Aleyhine verdiği ifade ile kendisini zor duruma sokan tanık Gökçimen'e soru soracağını belirten sanık Tufan Gülaltay, başkan Şengün'den izin istedi. Gökçimen'in 11 Temmuz 2006 tarihinde polis ifadesi olduğunu söyleyen Gülaltay, Gökçimen'in karanlık ilişkileri olan bir kişi olduğunu öne sürdü. Gülaltay, "Eşiniz Muzaffer Gökçimen'in ticari ilişkilerini bilmediğiniz yolunda bir beyanınız var ama bu bahsettiğim ifademde kocanızın içerisinde kağıt para balyaları bulunan varilleri bulabilmek için bir
dedektör yapmaya çalıştığını söylemişsiniz.
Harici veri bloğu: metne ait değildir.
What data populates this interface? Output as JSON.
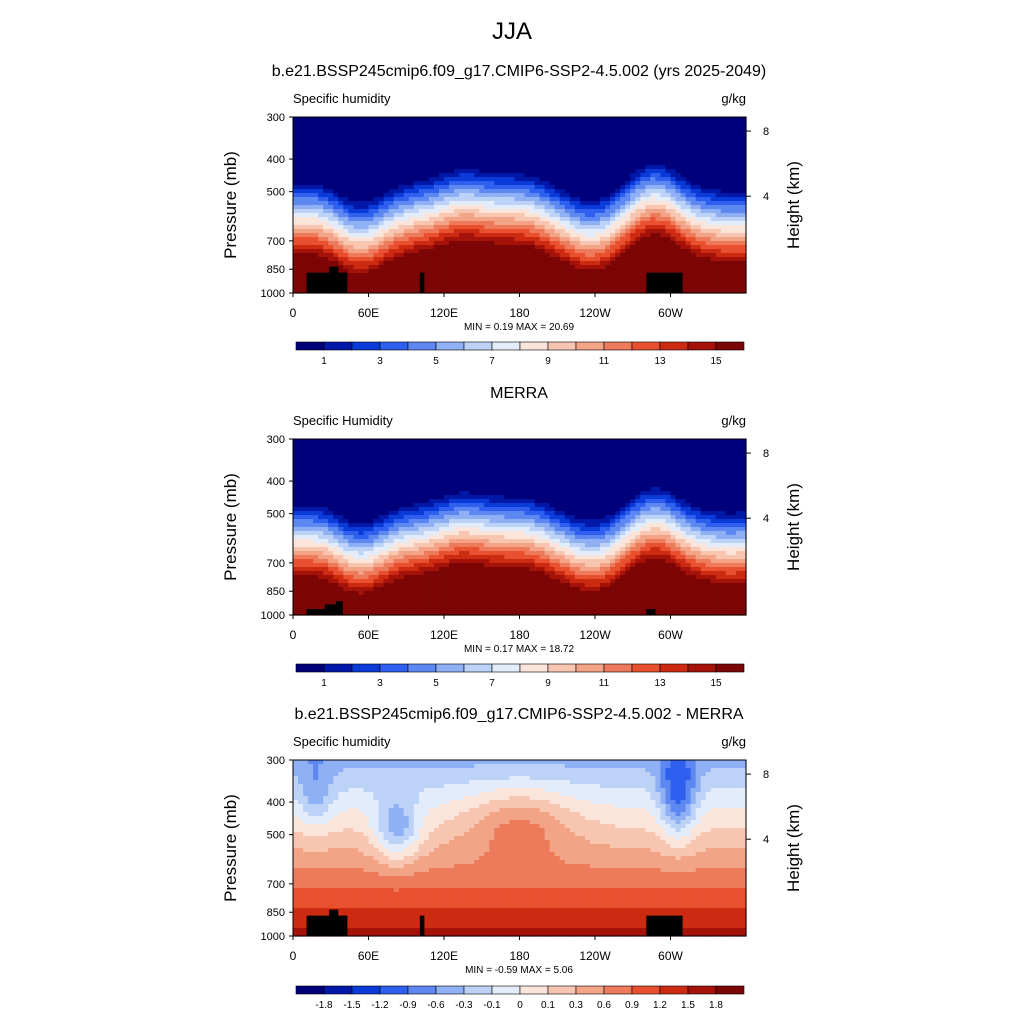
{
  "page": {
    "title": "JJA"
  },
  "shared": {
    "x_ticks": [
      "0",
      "60E",
      "120E",
      "180",
      "120W",
      "60W"
    ],
    "y_ticks": [
      "300",
      "400",
      "500",
      "700",
      "850",
      "1000"
    ],
    "y2_ticks": [
      "8",
      "4"
    ],
    "ylabel": "Pressure (mb)",
    "y2label": "Height (km)",
    "colors_abs": [
      "#00007a",
      "#0018a8",
      "#0a3ad8",
      "#2e5fef",
      "#5d88f2",
      "#8fb0f5",
      "#bcd2f7",
      "#e3ecfa",
      "#fbe5da",
      "#f7c5b0",
      "#f3a487",
      "#ee7a5c",
      "#e8502f",
      "#cd2a12",
      "#a51209",
      "#7c0505"
    ],
    "colors_diff": [
      "#00007a",
      "#0018a8",
      "#0a3ad8",
      "#2e5fef",
      "#5d88f2",
      "#8fb0f5",
      "#bcd2f7",
      "#e3ecfa",
      "#fbe5da",
      "#f7c5b0",
      "#f3a487",
      "#ee7a5c",
      "#e8502f",
      "#cd2a12",
      "#a51209",
      "#7c0505"
    ]
  },
  "chart_data": [
    {
      "type": "heatmap",
      "title": "b.e21.BSSP245cmip6.f09_g17.CMIP6-SSP2-4.5.002 (yrs 2025-2049)",
      "left_label": "Specific humidity",
      "right_label": "g/kg",
      "stats": "MIN =   0.19  MAX =  20.69",
      "min": 0.19,
      "max": 20.69,
      "xlim": [
        0,
        360
      ],
      "ylim_mb": [
        1000,
        300
      ],
      "colorbar_labels": [
        "1",
        "3",
        "5",
        "7",
        "9",
        "11",
        "13",
        "15"
      ]
    },
    {
      "type": "heatmap",
      "title": "MERRA",
      "left_label": "Specific Humidity",
      "right_label": "g/kg",
      "stats": "MIN =   0.17  MAX =  18.72",
      "min": 0.17,
      "max": 18.72,
      "xlim": [
        0,
        360
      ],
      "ylim_mb": [
        1000,
        300
      ],
      "colorbar_labels": [
        "1",
        "3",
        "5",
        "7",
        "9",
        "11",
        "13",
        "15"
      ]
    },
    {
      "type": "heatmap",
      "title": "b.e21.BSSP245cmip6.f09_g17.CMIP6-SSP2-4.5.002 - MERRA",
      "left_label": "Specific humidity",
      "right_label": "g/kg",
      "stats": "MIN =  -0.59  MAX =   5.06",
      "min": -0.59,
      "max": 5.06,
      "xlim": [
        0,
        360
      ],
      "ylim_mb": [
        1000,
        300
      ],
      "colorbar_labels": [
        "-1.8",
        "-1.5",
        "-1.2",
        "-0.9",
        "-0.6",
        "-0.3",
        "-0.1",
        "0",
        "0.1",
        "0.3",
        "0.6",
        "0.9",
        "1.2",
        "1.5",
        "1.8"
      ]
    }
  ]
}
Eşinin işini bu kadar ayrıntısıyla bildiği anlaşılan bir kişi, daha sonra da ilişkilerinden haberdar olmadığını söylüyor. Biz hangisine inanalım.?" diye sordu. Gökçimen ise kocasının sadece
tanıtım, pazarlama ve
satış işlerine karıştığını, ticari ilişkilerinden haberi olmadığını söyledi.
Bu sırada tutuklu sanık
Alparslan Arslan'ın etrafında bulunan biri rütbeli 3
jandarma arasından birden bağırmaya başladığı duyuldu. Kime sarf ettiği anlaşılmayan küfürler etmesi üzerine Arslan, ağzı bir peçete balyası ile kapatılarak duruşma salonundan çıkarıldı. Arslan'ın, duruşma salonunu terk ederken de jandarma görevlilerine zorluk çıkardığı gözlendi.
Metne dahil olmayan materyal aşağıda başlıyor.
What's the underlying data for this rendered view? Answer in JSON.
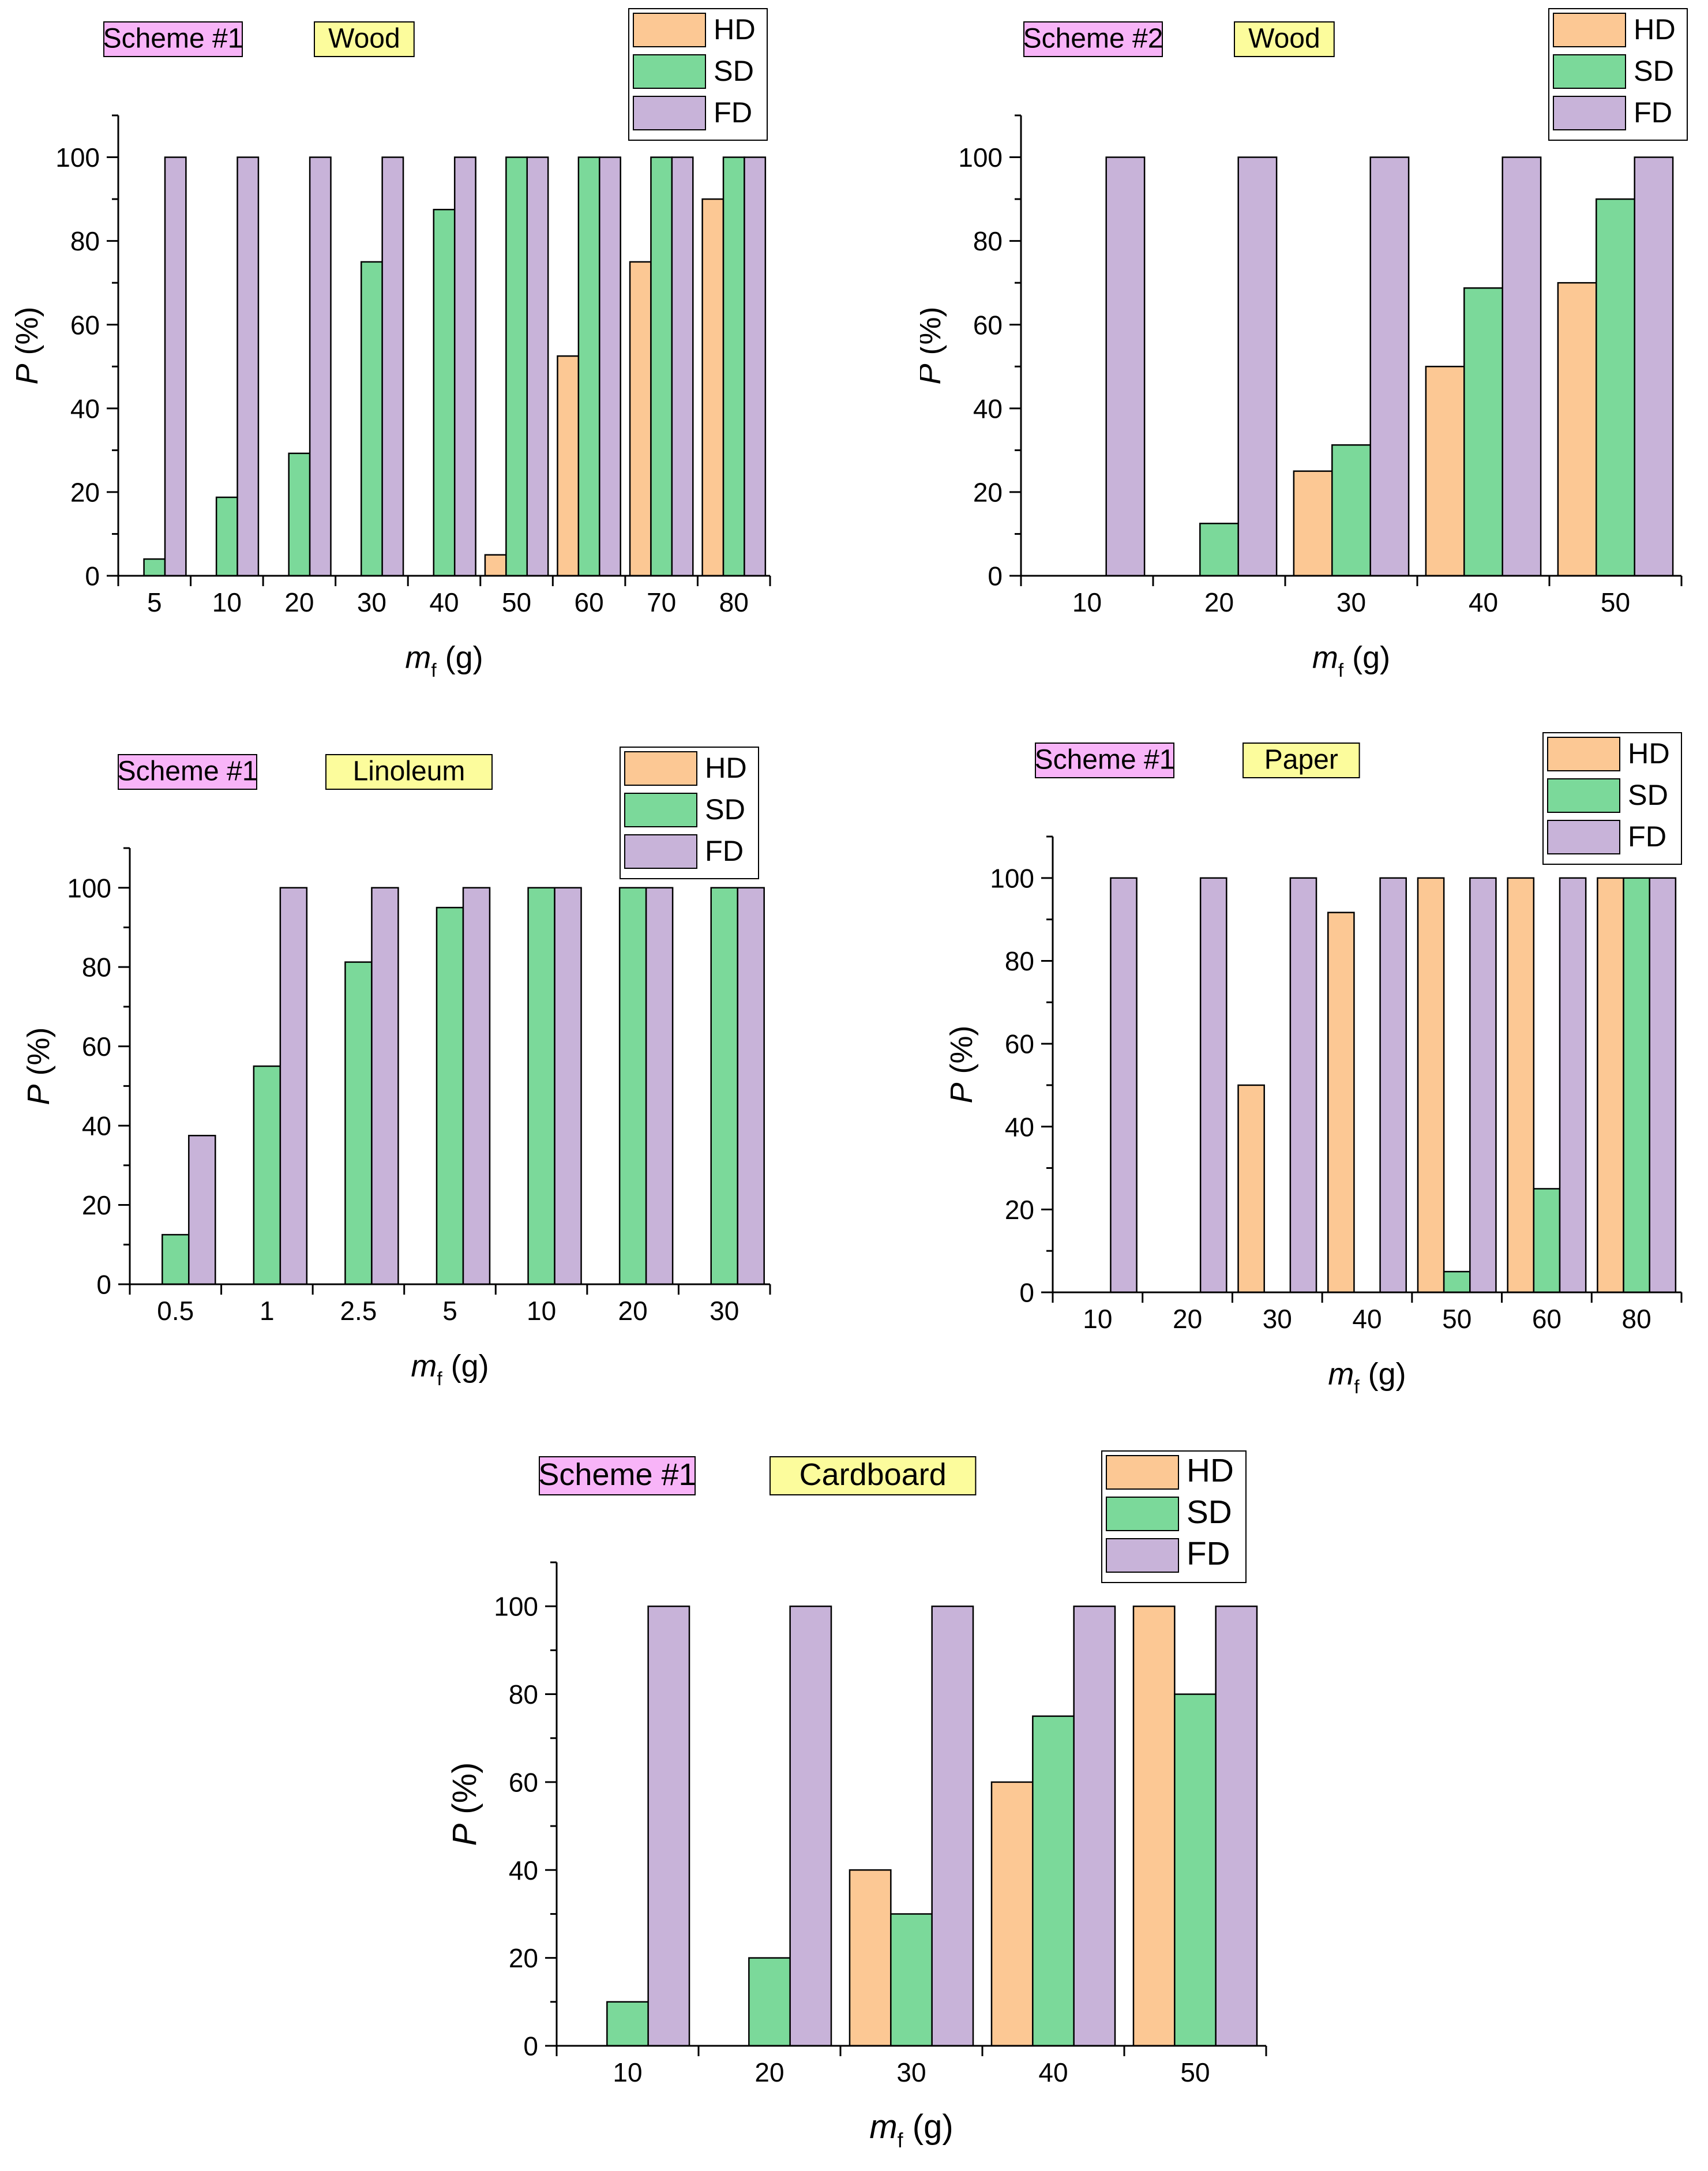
{
  "legend_labels": [
    "HD",
    "SD",
    "FD"
  ],
  "colors": {
    "HD": "#fcc894",
    "SD": "#7bd99a",
    "FD": "#c8b3d9",
    "scheme_tag": "#f8b4f8",
    "material_tag": "#fcfc9c"
  },
  "chart_data": [
    {
      "type": "bar",
      "scheme": "Scheme #1",
      "material": "Wood",
      "categories": [
        "5",
        "10",
        "20",
        "30",
        "40",
        "50",
        "60",
        "70",
        "80"
      ],
      "series": [
        {
          "name": "HD",
          "values": [
            0,
            0,
            0,
            0,
            0,
            5,
            52.5,
            75,
            90
          ]
        },
        {
          "name": "SD",
          "values": [
            4,
            18.75,
            29.25,
            75,
            87.5,
            100,
            100,
            100,
            100
          ]
        },
        {
          "name": "FD",
          "values": [
            100,
            100,
            100,
            100,
            100,
            100,
            100,
            100,
            100
          ]
        }
      ],
      "ylim": [
        0,
        110
      ],
      "yticks": [
        "0",
        "20",
        "40",
        "60",
        "80",
        "100"
      ],
      "xlabel_main": "m",
      "xlabel_sub": "f",
      "xlabel_unit": " (g)",
      "ylabel_main": "P",
      "ylabel_unit": " (%)",
      "legend_position": "top-right",
      "grid": false
    },
    {
      "type": "bar",
      "scheme": "Scheme #2",
      "material": "Wood",
      "categories": [
        "10",
        "20",
        "30",
        "40",
        "50"
      ],
      "series": [
        {
          "name": "HD",
          "values": [
            0,
            0,
            25,
            50,
            70
          ]
        },
        {
          "name": "SD",
          "values": [
            0,
            12.5,
            31.25,
            68.75,
            90
          ]
        },
        {
          "name": "FD",
          "values": [
            100,
            100,
            100,
            100,
            100
          ]
        }
      ],
      "ylim": [
        0,
        110
      ],
      "yticks": [
        "0",
        "20",
        "40",
        "60",
        "80",
        "100"
      ],
      "xlabel_main": "m",
      "xlabel_sub": "f",
      "xlabel_unit": " (g)",
      "ylabel_main": "P",
      "ylabel_unit": " (%)",
      "legend_position": "top-right",
      "grid": false
    },
    {
      "type": "bar",
      "scheme": "Scheme #1",
      "material": "Linoleum",
      "categories": [
        "0.5",
        "1",
        "2.5",
        "5",
        "10",
        "20",
        "30"
      ],
      "series": [
        {
          "name": "HD",
          "values": [
            0,
            0,
            0,
            0,
            0,
            0,
            0
          ]
        },
        {
          "name": "SD",
          "values": [
            12.5,
            55,
            81.25,
            95,
            100,
            100,
            100
          ]
        },
        {
          "name": "FD",
          "values": [
            37.5,
            100,
            100,
            100,
            100,
            100,
            100
          ]
        }
      ],
      "ylim": [
        0,
        110
      ],
      "yticks": [
        "0",
        "20",
        "40",
        "60",
        "80",
        "100"
      ],
      "xlabel_main": "m",
      "xlabel_sub": "f",
      "xlabel_unit": " (g)",
      "ylabel_main": "P",
      "ylabel_unit": " (%)",
      "legend_position": "top-right",
      "grid": false
    },
    {
      "type": "bar",
      "scheme": "Scheme #1",
      "material": "Paper",
      "categories": [
        "10",
        "20",
        "30",
        "40",
        "50",
        "60",
        "80"
      ],
      "series": [
        {
          "name": "HD",
          "values": [
            0,
            0,
            50,
            91.67,
            100,
            100,
            100
          ]
        },
        {
          "name": "SD",
          "values": [
            0,
            0,
            0,
            0,
            5,
            25,
            100
          ]
        },
        {
          "name": "FD",
          "values": [
            100,
            100,
            100,
            100,
            100,
            100,
            100
          ]
        }
      ],
      "ylim": [
        0,
        110
      ],
      "yticks": [
        "0",
        "20",
        "40",
        "60",
        "80",
        "100"
      ],
      "xlabel_main": "m",
      "xlabel_sub": "f",
      "xlabel_unit": " (g)",
      "ylabel_main": "P",
      "ylabel_unit": " (%)",
      "legend_position": "top-right",
      "grid": false
    },
    {
      "type": "bar",
      "scheme": "Scheme #1",
      "material": "Cardboard",
      "categories": [
        "10",
        "20",
        "30",
        "40",
        "50"
      ],
      "series": [
        {
          "name": "HD",
          "values": [
            0,
            0,
            40,
            60,
            100
          ]
        },
        {
          "name": "SD",
          "values": [
            10,
            20,
            30,
            75,
            80
          ]
        },
        {
          "name": "FD",
          "values": [
            100,
            100,
            100,
            100,
            100
          ]
        }
      ],
      "ylim": [
        0,
        110
      ],
      "yticks": [
        "0",
        "20",
        "40",
        "60",
        "80",
        "100"
      ],
      "xlabel_main": "m",
      "xlabel_sub": "f",
      "xlabel_unit": " (g)",
      "ylabel_main": "P",
      "ylabel_unit": " (%)",
      "legend_position": "top-right",
      "grid": false
    }
  ]
}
Sanık Gülaltay'ın, bahsettiği polis ifadesinde geçen bazı yerleri okuyarak yalan ve çelişkili olduğunu ileri sürmesi üzerine Gökçimen, "Sizin baskıcı tutumunuzdan dolayı herkes sustu. 70-80 yaşındaki adamı bile falakaya yatırıp dövmediniz mi? Oradaki falakaları, sopaları ve zincirleri inkar mı ediyorsunuz?" diye tepki gösterdi.
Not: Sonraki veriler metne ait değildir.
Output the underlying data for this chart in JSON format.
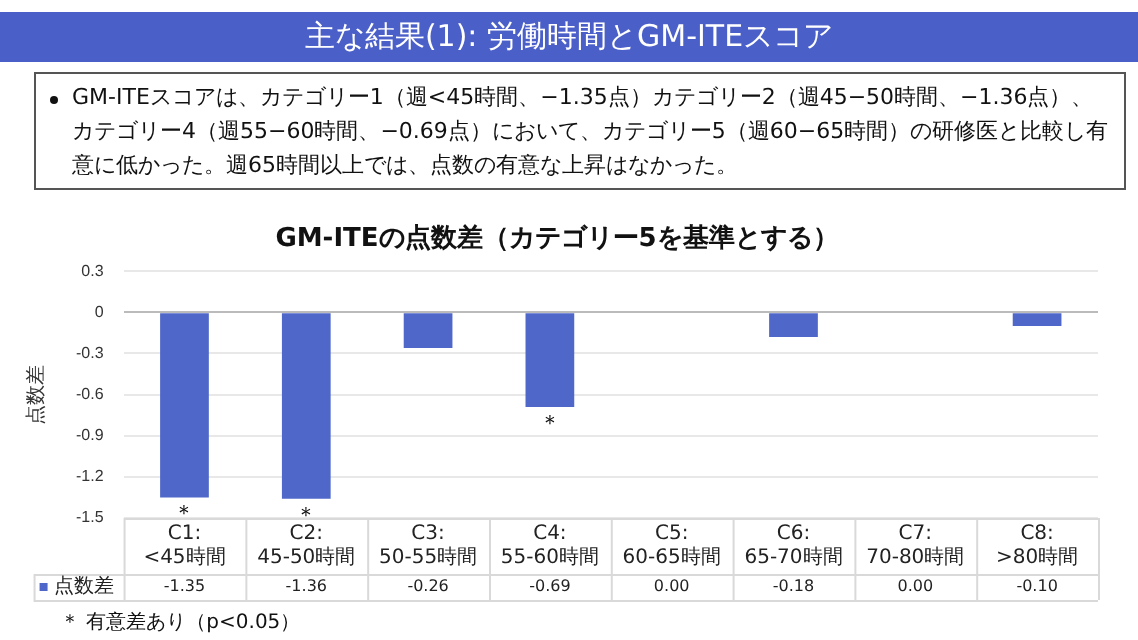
{
  "chart_data": {
    "type": "bar",
    "title": "GM-ITEの点数差（カテゴリー5を基準とする）",
    "ylabel": "点数差",
    "annotations": [
      "主な結果(1): 労働時間とGM-ITEスコア",
      "GM-ITEスコアは、カテゴリー1（週<45時間、−1.35点）カテゴリー2（週45−50時間、−1.36点）、カテゴリー4（週55−60時間、−0.69点）において、カテゴリー5（週60−65時間）の研修医と比較し有意に低かった。週65時間以上では、点数の有意な上昇はなかった。",
      {
        "text": "＊",
        "x": "C1: <45時間",
        "y": -1.35
      },
      {
        "text": "＊",
        "x": "C2: 45-50時間",
        "y": -1.36
      },
      {
        "text": "＊",
        "x": "C4: 55-60時間",
        "y": -0.69
      },
      "＊ 有意差あり（p<0.05）"
    ],
    "categories": [
      "C1: <45時間",
      "C2: 45-50時間",
      "C3: 50-55時間",
      "C4: 55-60時間",
      "C5: 60-65時間",
      "C6: 65-70時間",
      "C7: 70-80時間",
      "C8: >80時間"
    ],
    "series": [
      {
        "name": "点数差",
        "color": "#4f67c8",
        "values": [
          -1.35,
          -1.36,
          -0.26,
          -0.69,
          0,
          -0.18,
          0,
          -0.1
        ],
        "value_labels": [
          "-1.35",
          "-1.36",
          "-0.26",
          "-0.69",
          "0.00",
          "-0.18",
          "0.00",
          "-0.10"
        ]
      }
    ],
    "ylim": [
      -1.5,
      0.3
    ],
    "yticks": [
      0.3,
      0,
      -0.3,
      -0.6,
      -0.9,
      -1.2,
      -1.5
    ],
    "grid": "y",
    "legend": "bottom left"
  }
}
AVUKAT ERGÜL, TUNCAY GÜNEY İÇİN TUTUKLANMAMA GÜVENCESİ İSTEDİ
Avukatı
Vural Ergül, yazılı dilekçesi ile mahkeme heyetinden
Tuncay Güney'in de duruşmada tanık olarak dinlenmesi için davet edilmesini talep etti. Ergül dilekçesinde, "Mahkemenizin de hafızasını tazelemek üzere yeniden hatırlatmak gerekir ki,
Tuncay Güney'in mülakatında adı geçmeseydi ne sayın Doğu Perinçek, ne sayın Veli Küçük ne sayın Adnan Akfırat ne de diğer mülakata konu isimler güya mahkemenizin 3 yıldır varlığını yokluğunu araştırdığı
örgüt adı çerçevesinde bir araya getirilebilecekti. Hal böyle iken davanın başında kullanılan ve sonra bir kenara atılan
şüpheli Tuncay Güney'in bugüne kadar bir türlü ifadesi alınamamıştır." açıklamasını yaptı. Ergül, Tuncay Güney'in tanık koruma programına alınmasını talep ederek, "Tuncay Güney hakkında 'duruşmaya gelmesi halinde tutuklanmayacağı hususunda bir güvence belgesi' verilerek kendisine davette bulunulmasına karar verilmesini talep ederim." ifadelerine yer verdi.
Daha önce de avukatları tarafından firari sanık
Bedrettin Dalan hakkında aynı şekilde güvence ya da
garanti belgesi istenmişti. Ancak mahkeme, bu talebi yerinde bulmayarak reddetmişti.